Geschichte der Kreditkarten
Die Kreditkartenidee kommt ursprünglich aus den USA, wo es bereits seit 1894 Kreditkarten gibt. Die ersten wurden von Hotels an gute Gäste ausgegeben. In den zwanziger Jahren folgten dann Mineralölkonzerne und Kaufhausgesellschaften. Andere Branchen wie Restaurantketten und Fluglinien begannen erst nach 1945 damit. Diese Kundenkreditkarten – heute Spezialkreditkarten (Proprietary Credit Cards) – ermöglichen Kreditkäufe, Leistung jetzt/Zahlung später, ausschließlich bei dem Unternehmen, das sie ausgegeben hat. Sie sollten die Zahlung erleichtern und die Marken- bzw. Firmentreue festigen.
Zu echten Kreditkarten – Universalkreditkarten (General Purpose Credit Cards) – kam es erst etwas später und zwar wieder in den USA. Diese werden an Konsumenten mit entsprechender Bonität ausgegeben und können nicht nur bei einem Unternehmen zur Zahlung eingesetzt werden, sondern bei allen, die einen Akzeptanzvertrag für die jeweilige Kreditkarte abgeschlossen haben. Die erste derartige Universalkreditkarte war die des Diners Club, der im Februar 1950 in Form eines Clubs gegründet wurde.

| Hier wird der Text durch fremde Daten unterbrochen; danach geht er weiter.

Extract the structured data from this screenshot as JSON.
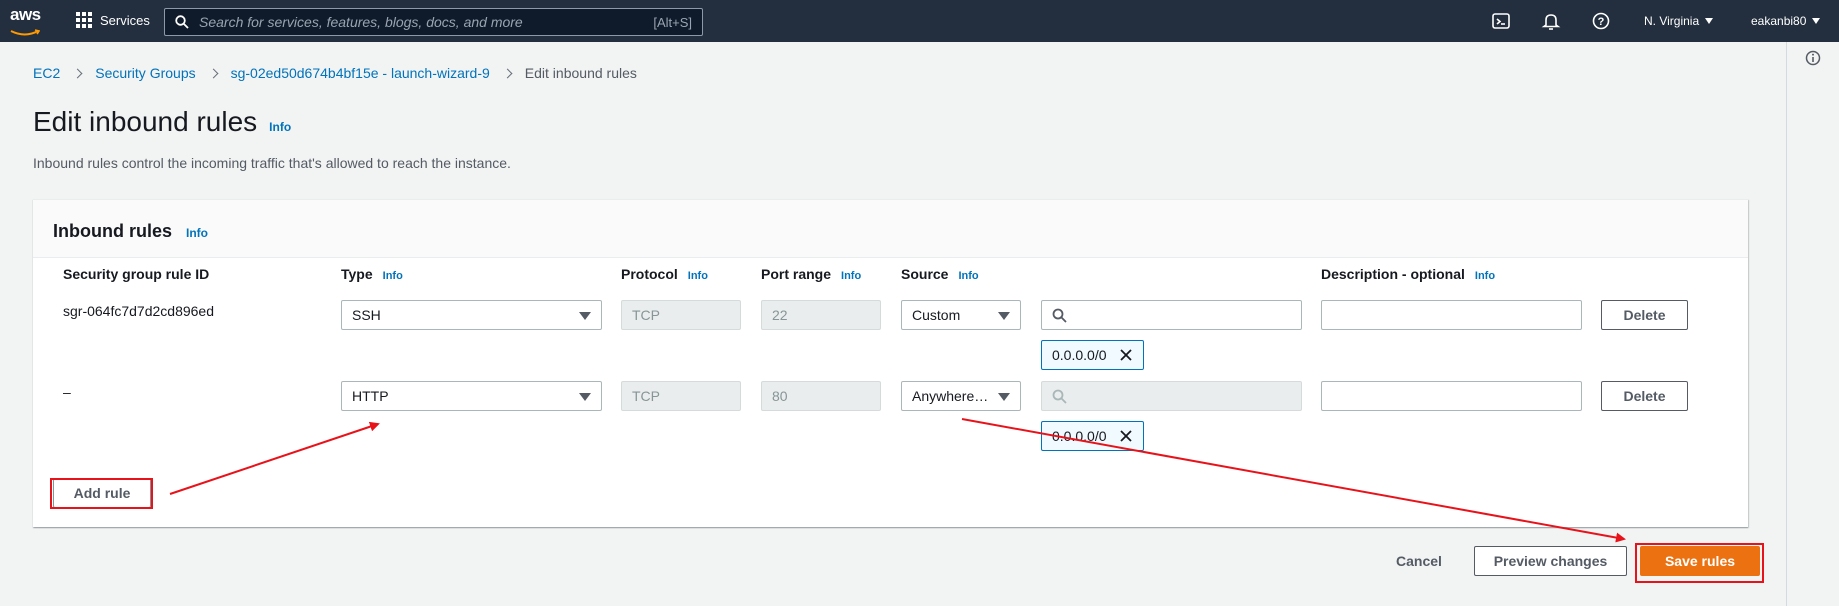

Sie sollte – wie schon der Name sagt – vorerst lediglich von den Clubmitgliedern – Freunden und Bekannten der zwei Gründer Frank MacNamara und Ralph E. Schneider – in ausgewählten New Yorker Restaurants zum Speisen auf Kredit eingesetzt werden. Doch bald wurden die enge Zielgruppendefinition sowie Branchen- und Ländergrenzen überwunden. Die nächste Universalkreditkarte war im August 1951 die der Franklin National Bank von Rockville Center auf Long Island im Staate New York. Hier ging es primär darum, das Konsumentenkreditgeschäft zu forcieren und einfacher zu administrieren. Seit der Ausgabe dieser Kreditkarten unterscheidet man zwischen Travel- & Entertainment-Kreditkarten, die von Diners Club initiiert wurden, und Bankkreditkarten, welche auf die Franklin National Bank zurückgehen.